Autor pisze: "wydaje mi się, że trzeba mieć raka, ciężko chore serce albo głowę, żeby tu żyć. Nie mieć naprawdę nic do stracenia albo innego wyjścia, żeby osiedlić się na biegunie okrucieństwa. Tak ludzie mówią i piszą o Kołymie. Innym razem mówią o koszmarze dwudziestego wieku, najstraszniejszej, przeklętej albo najdalszej wyspie Archipelagu Gułag, jego lutym biegunie, ruskiej Golgocie, białym krematorium, arktycznym piekle, mroźnym koncłagrze bez pieców, czy też, nie przymierzając, machinie do przemysłowego mielenia mięsa i kruszenia kości…”
Hugo Bader wyrusza s drogę. Przemierza trakt autostopem, zatrzymując się w miastach, wsiach, często już bezludnych. Opowiada ich historie, pisze o wydarzeniach, odmalowuje miejsca.

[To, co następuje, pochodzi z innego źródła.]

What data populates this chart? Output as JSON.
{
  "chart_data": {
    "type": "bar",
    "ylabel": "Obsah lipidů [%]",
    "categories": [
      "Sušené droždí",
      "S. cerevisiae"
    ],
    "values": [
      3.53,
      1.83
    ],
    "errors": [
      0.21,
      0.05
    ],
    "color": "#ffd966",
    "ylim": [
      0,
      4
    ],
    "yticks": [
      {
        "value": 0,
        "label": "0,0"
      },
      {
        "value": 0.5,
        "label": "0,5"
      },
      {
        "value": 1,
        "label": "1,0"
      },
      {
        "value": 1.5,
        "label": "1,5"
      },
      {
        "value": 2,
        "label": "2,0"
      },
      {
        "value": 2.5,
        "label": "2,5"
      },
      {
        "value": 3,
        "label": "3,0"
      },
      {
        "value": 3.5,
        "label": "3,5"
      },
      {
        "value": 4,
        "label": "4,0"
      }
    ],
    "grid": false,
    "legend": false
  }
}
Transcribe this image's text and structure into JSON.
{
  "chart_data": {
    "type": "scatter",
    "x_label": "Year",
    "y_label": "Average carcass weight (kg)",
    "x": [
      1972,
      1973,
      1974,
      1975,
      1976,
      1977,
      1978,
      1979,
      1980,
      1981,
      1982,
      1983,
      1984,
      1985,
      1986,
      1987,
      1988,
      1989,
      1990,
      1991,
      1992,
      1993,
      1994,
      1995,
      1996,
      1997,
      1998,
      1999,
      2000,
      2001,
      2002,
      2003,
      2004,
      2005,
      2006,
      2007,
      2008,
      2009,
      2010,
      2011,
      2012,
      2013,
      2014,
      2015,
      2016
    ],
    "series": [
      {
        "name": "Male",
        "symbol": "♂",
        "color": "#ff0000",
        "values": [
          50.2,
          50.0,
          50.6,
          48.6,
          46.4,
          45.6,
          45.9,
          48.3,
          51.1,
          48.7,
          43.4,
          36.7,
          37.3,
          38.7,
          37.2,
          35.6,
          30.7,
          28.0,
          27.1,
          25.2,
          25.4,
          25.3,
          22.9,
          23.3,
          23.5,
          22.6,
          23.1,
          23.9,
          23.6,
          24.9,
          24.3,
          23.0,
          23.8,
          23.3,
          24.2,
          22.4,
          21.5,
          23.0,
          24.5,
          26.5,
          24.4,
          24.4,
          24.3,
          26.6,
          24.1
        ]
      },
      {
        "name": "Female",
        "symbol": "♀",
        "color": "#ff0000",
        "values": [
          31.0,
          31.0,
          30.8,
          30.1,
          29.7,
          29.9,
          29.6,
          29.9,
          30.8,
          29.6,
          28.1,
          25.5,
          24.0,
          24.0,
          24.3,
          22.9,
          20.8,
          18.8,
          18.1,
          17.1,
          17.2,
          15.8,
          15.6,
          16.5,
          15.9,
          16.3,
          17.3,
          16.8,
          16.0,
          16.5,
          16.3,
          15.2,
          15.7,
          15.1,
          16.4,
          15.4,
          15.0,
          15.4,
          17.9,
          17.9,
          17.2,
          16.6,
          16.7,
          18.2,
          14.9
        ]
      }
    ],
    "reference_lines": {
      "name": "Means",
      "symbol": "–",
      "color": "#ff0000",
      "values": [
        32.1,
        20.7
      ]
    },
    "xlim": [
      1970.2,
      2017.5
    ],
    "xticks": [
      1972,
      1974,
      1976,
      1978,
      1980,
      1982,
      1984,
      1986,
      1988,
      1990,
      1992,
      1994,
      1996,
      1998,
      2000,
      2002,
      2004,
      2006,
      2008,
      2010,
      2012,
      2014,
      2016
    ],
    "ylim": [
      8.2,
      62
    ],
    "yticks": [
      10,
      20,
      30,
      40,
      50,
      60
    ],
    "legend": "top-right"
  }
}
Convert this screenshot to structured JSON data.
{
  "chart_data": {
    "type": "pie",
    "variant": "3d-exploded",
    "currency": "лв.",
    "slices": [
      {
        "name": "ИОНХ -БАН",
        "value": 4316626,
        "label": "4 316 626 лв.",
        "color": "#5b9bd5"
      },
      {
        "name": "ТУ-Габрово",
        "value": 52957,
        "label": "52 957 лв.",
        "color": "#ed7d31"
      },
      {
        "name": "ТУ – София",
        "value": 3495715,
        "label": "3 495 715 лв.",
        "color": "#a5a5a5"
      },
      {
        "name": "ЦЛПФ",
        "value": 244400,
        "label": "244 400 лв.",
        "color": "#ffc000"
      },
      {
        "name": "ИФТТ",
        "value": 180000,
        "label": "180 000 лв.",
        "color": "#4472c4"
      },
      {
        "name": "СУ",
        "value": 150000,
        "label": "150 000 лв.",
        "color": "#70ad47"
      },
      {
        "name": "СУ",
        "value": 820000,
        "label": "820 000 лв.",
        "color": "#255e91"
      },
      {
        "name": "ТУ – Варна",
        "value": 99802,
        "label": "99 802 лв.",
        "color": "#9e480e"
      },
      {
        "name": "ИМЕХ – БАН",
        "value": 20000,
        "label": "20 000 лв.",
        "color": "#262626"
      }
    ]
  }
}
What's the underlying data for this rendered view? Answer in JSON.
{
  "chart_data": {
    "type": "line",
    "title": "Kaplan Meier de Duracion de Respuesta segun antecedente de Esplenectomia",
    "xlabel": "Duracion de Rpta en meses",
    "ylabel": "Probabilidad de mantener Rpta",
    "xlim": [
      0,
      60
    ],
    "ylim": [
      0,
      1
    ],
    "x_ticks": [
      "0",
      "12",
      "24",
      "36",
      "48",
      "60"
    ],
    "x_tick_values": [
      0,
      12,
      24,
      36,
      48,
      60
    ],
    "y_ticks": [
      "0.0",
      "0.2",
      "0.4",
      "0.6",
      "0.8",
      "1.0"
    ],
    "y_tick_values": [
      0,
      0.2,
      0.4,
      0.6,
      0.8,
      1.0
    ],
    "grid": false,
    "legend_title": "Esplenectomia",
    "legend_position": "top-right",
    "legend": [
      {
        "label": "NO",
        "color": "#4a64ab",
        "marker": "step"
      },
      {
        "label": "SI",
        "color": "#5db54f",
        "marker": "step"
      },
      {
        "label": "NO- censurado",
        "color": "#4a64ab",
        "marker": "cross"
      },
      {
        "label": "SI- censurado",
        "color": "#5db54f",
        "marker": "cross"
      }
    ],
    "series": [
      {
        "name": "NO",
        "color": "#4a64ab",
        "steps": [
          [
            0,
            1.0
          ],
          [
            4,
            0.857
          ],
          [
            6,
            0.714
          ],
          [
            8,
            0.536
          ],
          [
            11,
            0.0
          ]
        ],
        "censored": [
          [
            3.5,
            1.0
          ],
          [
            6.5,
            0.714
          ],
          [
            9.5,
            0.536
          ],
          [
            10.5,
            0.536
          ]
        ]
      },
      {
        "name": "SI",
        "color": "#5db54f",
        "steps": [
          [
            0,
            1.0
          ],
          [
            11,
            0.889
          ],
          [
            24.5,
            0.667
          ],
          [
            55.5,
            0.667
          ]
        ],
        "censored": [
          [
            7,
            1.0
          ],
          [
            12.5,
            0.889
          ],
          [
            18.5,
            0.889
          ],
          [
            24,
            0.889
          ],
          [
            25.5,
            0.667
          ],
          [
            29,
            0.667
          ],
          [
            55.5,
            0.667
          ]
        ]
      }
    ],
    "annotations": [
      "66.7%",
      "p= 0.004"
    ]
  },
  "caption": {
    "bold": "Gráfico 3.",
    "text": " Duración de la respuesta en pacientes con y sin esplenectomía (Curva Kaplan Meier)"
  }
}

Kołyma to kraj ludzi szalonych, niezwykłych, dzikich i uczynnych, serdecznych i bezwzględnych. Byłych więźniów i obozowych kapusi, mafiosów i uczciwych nieboraków, którzy albo nie mają siły, albo środków, żeby stamtąd wyjechać. Za każdym wlecze się jakaś przeszłość, ale nie każdy chce odmiany swojego losu.
Poszukiwacz złota, przez trzy dni przepija swój wielomiesięczny zarobek. Właściciel kopalni złota ma aspiracje, by wszystkim pokazać kim jest i kto tu rządzi. Jest też córka sowieckiego kata, gorliwego wykonawcy rozkazów Stalina. Jest człowiek, który zgarnia spychaczem ciała z terenów złotonośnych. To zaledwie kilku niezwykłych bohaterów reportażu. Bo jednocześnie Kołyma to kraj niezwykły, magiczny, naznaczony.
Ten reportaż trzeba koniecznie przeczytać.